In the present-day state of globalization, in which the identity-modernity equation is appearing in a new light, the elements reproduced in all cultures as an initial moment with which human construction activity is related[2] form part of a general vocabulary of common arguments. Having ruled out modernization as the uncontrolled application of the tired old prototypes of the metropolis, the intelligent, sensible manipulation of the elements provides the basis for specific projects that are, at once, rooted and globally comprehensible.

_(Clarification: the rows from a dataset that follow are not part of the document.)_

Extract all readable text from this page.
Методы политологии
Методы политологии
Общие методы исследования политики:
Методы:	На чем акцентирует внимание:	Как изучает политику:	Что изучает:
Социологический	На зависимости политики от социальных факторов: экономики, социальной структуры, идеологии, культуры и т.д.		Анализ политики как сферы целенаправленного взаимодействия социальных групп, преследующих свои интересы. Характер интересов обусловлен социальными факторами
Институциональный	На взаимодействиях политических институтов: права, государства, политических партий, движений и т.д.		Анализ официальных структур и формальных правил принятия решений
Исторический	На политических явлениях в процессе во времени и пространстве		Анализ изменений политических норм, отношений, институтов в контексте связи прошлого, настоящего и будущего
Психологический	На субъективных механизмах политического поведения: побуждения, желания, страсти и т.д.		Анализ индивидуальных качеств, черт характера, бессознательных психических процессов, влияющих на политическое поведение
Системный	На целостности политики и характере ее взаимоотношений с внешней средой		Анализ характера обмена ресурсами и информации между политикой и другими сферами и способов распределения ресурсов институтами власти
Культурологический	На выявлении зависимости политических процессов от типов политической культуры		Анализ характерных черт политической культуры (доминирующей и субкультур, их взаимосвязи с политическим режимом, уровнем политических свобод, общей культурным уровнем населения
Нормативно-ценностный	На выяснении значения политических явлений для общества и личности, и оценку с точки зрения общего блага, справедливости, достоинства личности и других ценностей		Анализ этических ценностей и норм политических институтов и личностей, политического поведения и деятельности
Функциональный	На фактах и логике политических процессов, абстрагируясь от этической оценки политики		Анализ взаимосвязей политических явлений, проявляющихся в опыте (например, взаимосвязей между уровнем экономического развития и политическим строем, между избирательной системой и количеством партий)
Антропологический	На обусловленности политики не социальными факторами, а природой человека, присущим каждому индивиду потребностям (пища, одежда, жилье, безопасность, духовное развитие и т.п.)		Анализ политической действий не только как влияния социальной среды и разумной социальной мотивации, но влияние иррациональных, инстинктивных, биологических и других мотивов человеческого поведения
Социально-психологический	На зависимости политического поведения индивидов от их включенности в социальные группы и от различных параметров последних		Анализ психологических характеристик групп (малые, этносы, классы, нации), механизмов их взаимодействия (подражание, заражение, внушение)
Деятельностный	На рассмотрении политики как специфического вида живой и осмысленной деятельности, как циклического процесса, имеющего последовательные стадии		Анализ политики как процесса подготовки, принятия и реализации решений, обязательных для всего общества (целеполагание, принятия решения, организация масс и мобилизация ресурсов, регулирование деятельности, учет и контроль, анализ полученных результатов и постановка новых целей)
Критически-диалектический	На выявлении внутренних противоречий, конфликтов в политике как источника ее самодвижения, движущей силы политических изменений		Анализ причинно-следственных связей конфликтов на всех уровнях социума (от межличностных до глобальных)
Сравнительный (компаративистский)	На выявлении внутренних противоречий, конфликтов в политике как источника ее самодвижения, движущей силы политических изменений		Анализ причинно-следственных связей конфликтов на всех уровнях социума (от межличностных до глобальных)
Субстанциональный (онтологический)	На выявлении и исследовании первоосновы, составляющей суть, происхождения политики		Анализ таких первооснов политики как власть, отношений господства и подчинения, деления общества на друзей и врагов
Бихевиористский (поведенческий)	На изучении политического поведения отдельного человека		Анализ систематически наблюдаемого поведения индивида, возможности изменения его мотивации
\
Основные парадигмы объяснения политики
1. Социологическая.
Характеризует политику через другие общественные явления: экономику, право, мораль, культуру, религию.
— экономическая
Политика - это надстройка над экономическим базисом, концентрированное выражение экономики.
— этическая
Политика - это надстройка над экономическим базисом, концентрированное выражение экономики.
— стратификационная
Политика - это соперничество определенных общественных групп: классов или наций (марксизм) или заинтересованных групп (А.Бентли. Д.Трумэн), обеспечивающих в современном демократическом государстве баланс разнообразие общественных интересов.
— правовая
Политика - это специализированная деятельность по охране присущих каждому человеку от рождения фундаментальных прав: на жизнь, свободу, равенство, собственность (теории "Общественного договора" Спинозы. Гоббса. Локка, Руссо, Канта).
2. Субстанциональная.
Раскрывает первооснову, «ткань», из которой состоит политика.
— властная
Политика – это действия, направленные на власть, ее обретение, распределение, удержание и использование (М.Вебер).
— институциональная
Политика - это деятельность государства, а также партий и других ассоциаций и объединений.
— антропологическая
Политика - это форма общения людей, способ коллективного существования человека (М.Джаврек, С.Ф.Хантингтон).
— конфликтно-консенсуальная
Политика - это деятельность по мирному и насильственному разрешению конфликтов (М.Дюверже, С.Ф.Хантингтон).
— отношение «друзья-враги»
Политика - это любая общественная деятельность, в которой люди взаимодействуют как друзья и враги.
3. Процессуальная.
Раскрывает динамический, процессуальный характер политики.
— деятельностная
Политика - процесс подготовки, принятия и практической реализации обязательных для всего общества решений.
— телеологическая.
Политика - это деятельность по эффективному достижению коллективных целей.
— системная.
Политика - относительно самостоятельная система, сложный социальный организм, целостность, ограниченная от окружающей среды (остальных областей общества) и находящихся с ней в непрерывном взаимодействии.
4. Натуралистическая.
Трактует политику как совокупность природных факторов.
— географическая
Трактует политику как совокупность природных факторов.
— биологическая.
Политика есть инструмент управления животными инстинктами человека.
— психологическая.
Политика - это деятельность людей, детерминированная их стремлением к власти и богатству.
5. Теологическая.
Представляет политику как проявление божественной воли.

At an initial stage of project development, the relation with the elements as the origin of the project refers us to archetypes: pure protection, the bunker (echoes of Paul Virilio) or the cave. At the other extreme, the fragile tent of the nomad[3] (remember Buckminster Fuller and the dabblings of the 1960s). In the Romantic tradition (on which all of this argumentation is based), the ruin and, in general, the expressive value of the unfinished, of what has been undone yet is still to be done, also emerges as a possibility…
This is a book produced in the warmth of the teaching experience, which uses this ephemeral (and, for the student, initial) encounter with the project as a material which, divested of the anecdotal, can be elevated to category.
Josep Lluís Mateo
This text, an extract from the book “The Fourth Elements and Architecture. Earth, Water, Air, Fire” by Josep Lluis Mateo & Florian Sauter (Eds.)
[1] The urban condition is now omnipresent. After Rossi and Koolhaas, a manifestation of the operational impracticability of nostalgia or delirium, the city appears as a second nature, the product of processes other than the purely architectural. To regard the city, too, as nature, is to confirm the argument put forward here.
[2] In all cultures, the act of building has been based on rituals that tend to celebrate and pacify the relation between human works and nature. Hence the Inca rituals still conducted in the Andes to ingratiate themselves with Pachamama (Mother Earth) before digging foundations and the collective celebrations when work is completed on the roof of a building, which, though still unfinished, now provides protection from the exterior.
[3] Titus Burckhardt, in Art of Islam, differentiates between solidity and fragility: “If the sedentary knows the value of things, the nomad, for his part, is acutely conscious of their fragility.”